OBJECTIVE: Students will use KEVA planks as a manipulative to explore setting, character and conflict.

MATERIALS:

 

SETTING

PROCEDURE:

  1. Tell the class that over the next few days they will be using KEVA planks to create a setting for a story that they will be writing as a class. Tell the class that the setting is the “where” and “when” of the story.

  2. Decide as a class on the type of setting you will create using brainstorming techniques. Think of a name for the place you will create. Consideration might include exotic, familiar, historical, futuristic, big city, small town, farm or castle.

  3. Once you have determined the type of setting you will build, as a class make a list of the structures you will need to build. Allow the children to choose the structure they will build from the list and mark it off when they have completed the structure. The setting could be built in one hour-long building session or in several shorter sessions over several days.

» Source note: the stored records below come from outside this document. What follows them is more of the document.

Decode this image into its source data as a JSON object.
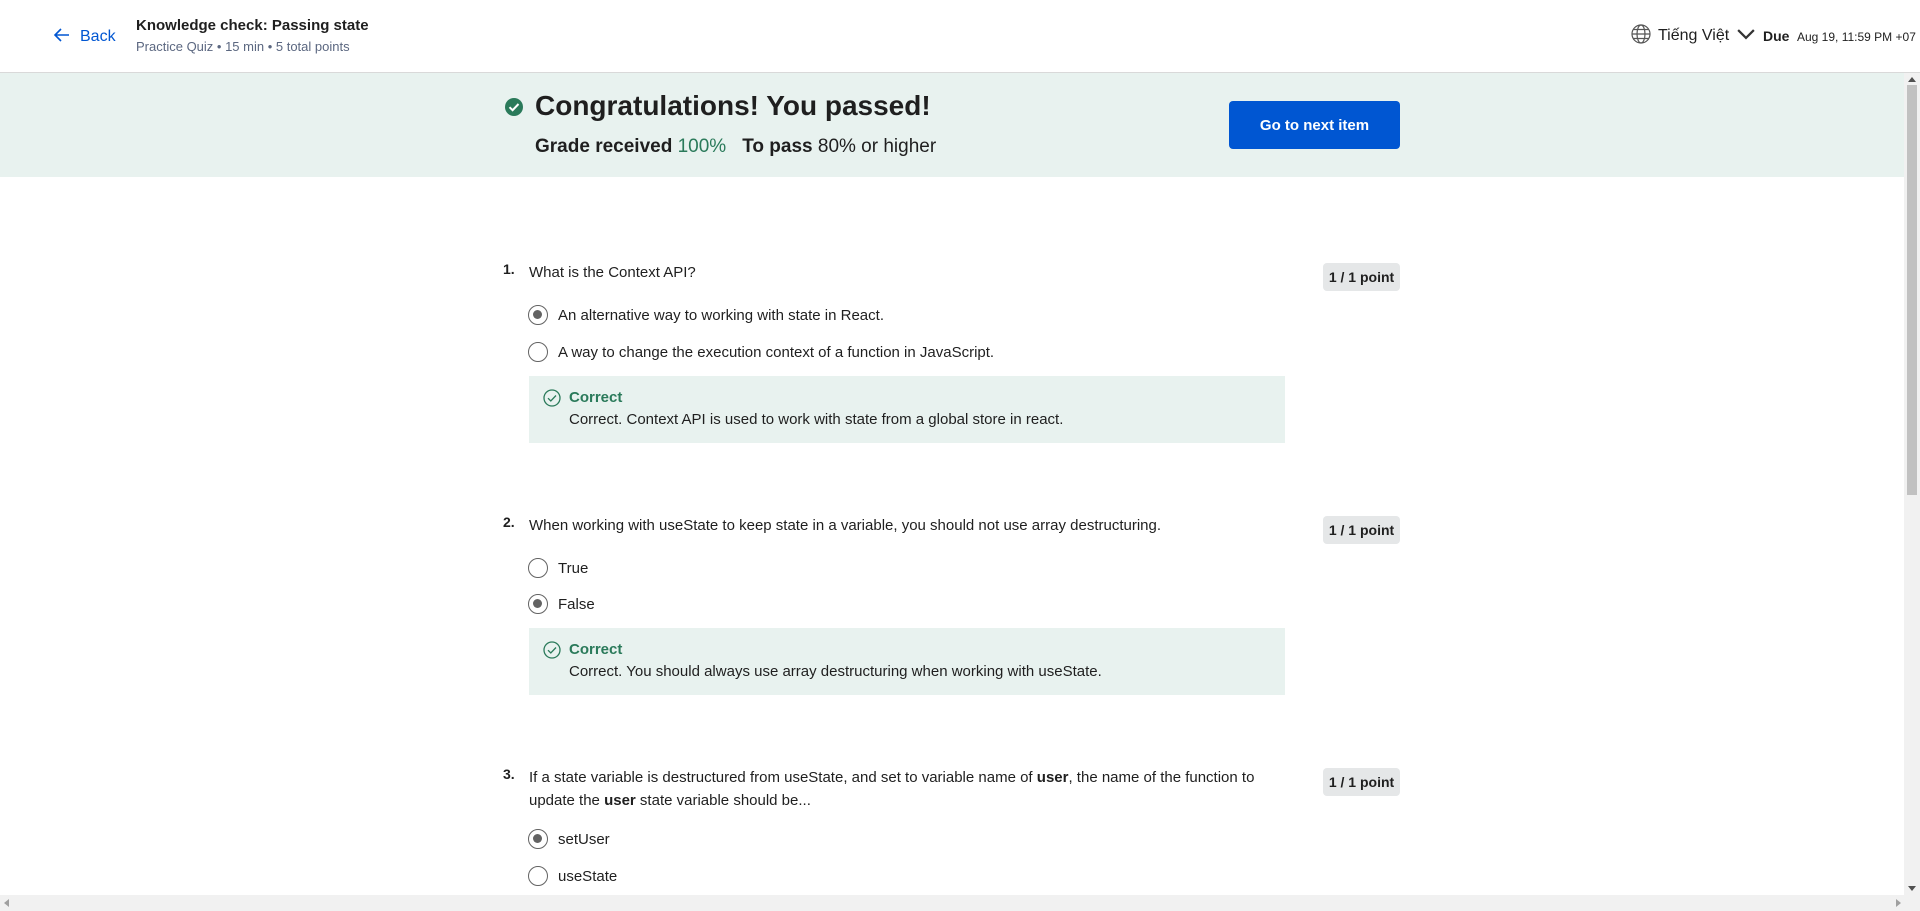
{
  "header": {
    "back_label": "Back",
    "title": "Knowledge check: Passing state",
    "meta": "Practice Quiz • 15 min • 5 total points",
    "language": "Tiếng Việt",
    "due_label": "Due",
    "due_date": "Aug 19, 11:59 PM +07"
  },
  "banner": {
    "title": "Congratulations! You passed!",
    "grade_label": "Grade received",
    "grade_value": "100%",
    "pass_label": "To pass",
    "pass_value": "80% or higher",
    "next_button": "Go to next item"
  },
  "questions": [
    {
      "number": "1.",
      "text": "What is the Context API?",
      "points": "1 / 1 point",
      "options": [
        {
          "label": "An alternative way to working with state in React.",
          "selected": true
        },
        {
          "label": "A way to change the execution context of a function in JavaScript.",
          "selected": false
        }
      ],
      "feedback": {
        "title": "Correct",
        "text": "Correct. Context API is used to work with state from a global store in react."
      }
    },
    {
      "number": "2.",
      "text": "When working with useState to keep state in a variable, you should not use array destructuring.",
      "points": "1 / 1 point",
      "options": [
        {
          "label": "True",
          "selected": false
        },
        {
          "label": "False",
          "selected": true
        }
      ],
      "feedback": {
        "title": "Correct",
        "text": "Correct. You should always use array destructuring when working with useState."
      }
    },
    {
      "number": "3.",
      "text_parts": {
        "a": "If a state variable is destructured from useState, and set to variable name of ",
        "b": "user",
        "c": ", the name of the function to update the ",
        "d": "user",
        "e": " state variable should be..."
      },
      "points": "1 / 1 point",
      "options": [
        {
          "label": "setUser",
          "selected": true
        },
        {
          "label": "useState",
          "selected": false
        }
      ]
    }
  ],
  "colors": {
    "accent": "#0056d2",
    "banner_bg": "#e8f2ef",
    "success": "#2a7a5a"
  },
  "icons": {
    "back": "arrow-left-icon",
    "language": "globe-icon",
    "dropdown": "chevron-down-icon",
    "passed": "check-circle-icon",
    "feedback": "check-circle-outline-icon"
  }
}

WRITING EXTENSION: You may wish to have the students write a paragraph describing their setting. They could be advertising their setting in a travel brochure for an exotic location, writing a history text for a historical place or writing a newspaper article for a modern American setting.

 

CHARACTER

PROCEDURE:

  1. Tell the class that they need to create some characters for their story. Again, brainstorm with the class the types of characters they will need. Be sure to include men, women, children and animals. Several professions should also be represented.

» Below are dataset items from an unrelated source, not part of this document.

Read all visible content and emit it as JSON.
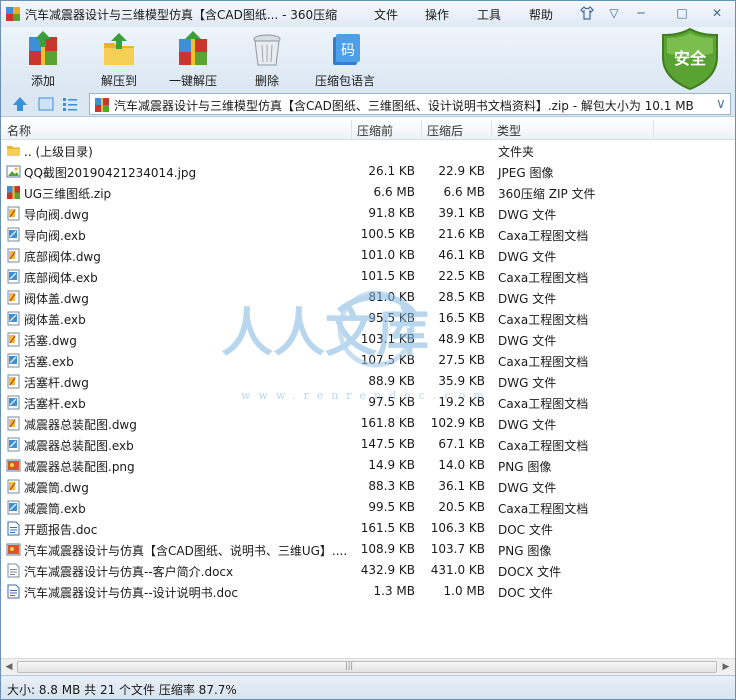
{
  "window": {
    "title": "汽车减震器设计与三维模型仿真【含CAD图纸... - 360压缩",
    "menus": [
      "文件",
      "操作",
      "工具",
      "帮助"
    ]
  },
  "toolbar": {
    "buttons": [
      {
        "label": "添加",
        "icon": "add-archive-icon"
      },
      {
        "label": "解压到",
        "icon": "extract-to-icon"
      },
      {
        "label": "一键解压",
        "icon": "one-click-extract-icon"
      },
      {
        "label": "删除",
        "icon": "trash-icon"
      },
      {
        "label": "压缩包语言",
        "icon": "archive-language-icon"
      }
    ],
    "badge": "安全",
    "badge_color": "#5aa232"
  },
  "address": {
    "path": "汽车减震器设计与三维模型仿真【含CAD图纸、三维图纸、设计说明书文档资料】.zip - 解包大小为 10.1 MB"
  },
  "columns": {
    "name": "名称",
    "size": "压缩前",
    "packed": "压缩后",
    "type": "类型"
  },
  "files": [
    {
      "name": ".. (上级目录)",
      "size": "",
      "packed": "",
      "type": "文件夹",
      "icon": "folder"
    },
    {
      "name": "QQ截图20190421234014.jpg",
      "size": "26.1 KB",
      "packed": "22.9 KB",
      "type": "JPEG 图像",
      "icon": "jpg"
    },
    {
      "name": "UG三维图纸.zip",
      "size": "6.6 MB",
      "packed": "6.6 MB",
      "type": "360压缩 ZIP 文件",
      "icon": "zip"
    },
    {
      "name": "导向阀.dwg",
      "size": "91.8 KB",
      "packed": "39.1 KB",
      "type": "DWG 文件",
      "icon": "dwg"
    },
    {
      "name": "导向阀.exb",
      "size": "100.5 KB",
      "packed": "21.6 KB",
      "type": "Caxa工程图文档",
      "icon": "exb"
    },
    {
      "name": "底部阀体.dwg",
      "size": "101.0 KB",
      "packed": "46.1 KB",
      "type": "DWG 文件",
      "icon": "dwg"
    },
    {
      "name": "底部阀体.exb",
      "size": "101.5 KB",
      "packed": "22.5 KB",
      "type": "Caxa工程图文档",
      "icon": "exb"
    },
    {
      "name": "阀体盖.dwg",
      "size": "81.0 KB",
      "packed": "28.5 KB",
      "type": "DWG 文件",
      "icon": "dwg"
    },
    {
      "name": "阀体盖.exb",
      "size": "95.5 KB",
      "packed": "16.5 KB",
      "type": "Caxa工程图文档",
      "icon": "exb"
    },
    {
      "name": "活塞.dwg",
      "size": "103.1 KB",
      "packed": "48.9 KB",
      "type": "DWG 文件",
      "icon": "dwg"
    },
    {
      "name": "活塞.exb",
      "size": "107.5 KB",
      "packed": "27.5 KB",
      "type": "Caxa工程图文档",
      "icon": "exb"
    },
    {
      "name": "活塞杆.dwg",
      "size": "88.9 KB",
      "packed": "35.9 KB",
      "type": "DWG 文件",
      "icon": "dwg"
    },
    {
      "name": "活塞杆.exb",
      "size": "97.5 KB",
      "packed": "19.2 KB",
      "type": "Caxa工程图文档",
      "icon": "exb"
    },
    {
      "name": "减震器总装配图.dwg",
      "size": "161.8 KB",
      "packed": "102.9 KB",
      "type": "DWG 文件",
      "icon": "dwg"
    },
    {
      "name": "减震器总装配图.exb",
      "size": "147.5 KB",
      "packed": "67.1 KB",
      "type": "Caxa工程图文档",
      "icon": "exb"
    },
    {
      "name": "减震器总装配图.png",
      "size": "14.9 KB",
      "packed": "14.0 KB",
      "type": "PNG 图像",
      "icon": "png"
    },
    {
      "name": "减震筒.dwg",
      "size": "88.3 KB",
      "packed": "36.1 KB",
      "type": "DWG 文件",
      "icon": "dwg"
    },
    {
      "name": "减震筒.exb",
      "size": "99.5 KB",
      "packed": "20.5 KB",
      "type": "Caxa工程图文档",
      "icon": "exb"
    },
    {
      "name": "开题报告.doc",
      "size": "161.5 KB",
      "packed": "106.3 KB",
      "type": "DOC 文件",
      "icon": "doc"
    },
    {
      "name": "汽车减震器设计与仿真【含CAD图纸、说明书、三维UG】....",
      "size": "108.9 KB",
      "packed": "103.7 KB",
      "type": "PNG 图像",
      "icon": "png"
    },
    {
      "name": "汽车减震器设计与仿真--客户简介.docx",
      "size": "432.9 KB",
      "packed": "431.0 KB",
      "type": "DOCX 文件",
      "icon": "docx"
    },
    {
      "name": "汽车减震器设计与仿真--设计说明书.doc",
      "size": "1.3 MB",
      "packed": "1.0 MB",
      "type": "DOC 文件",
      "icon": "doc"
    }
  ],
  "watermark": {
    "text": "人人文库",
    "url": "www.renrendoc.com"
  },
  "status": {
    "text": "大小: 8.8 MB 共 21 个文件 压缩率 87.7%"
  }
}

  2. Provide the children with construction paper and crayons or markers. Have them create people to inhabit the KEVA world they have created. (See Appendix N.) The children could freely create their characters or, to insure variety, work off of a brainstorming list.

  3. Once the characters are created, have the students add them to their KEVA world.

WRITING EXTENSION: To reinforce the concept, have the students write a description of their character. Have them fill out the character description. (See Appendix M.) Older students could transfer this information to a descriptive paragraph.

 

PLOT 

PROCEDURE:

  1. Tell the class that a good story must have a plot. Explain that a plot is something that happens to a character in a story.

  2. Discuss with the class examples of what could happen within your setting. Make a list, which might include the following: Someone could be rescued from a fire, a thief could rob a store, someone could be lost, an earthquake could occur, etc.

WRITING EXTENSION: Students can now write stories about their characters in the setting they have created. After the stories are written, students can read their stories to the class and place the characters in the appropriate places.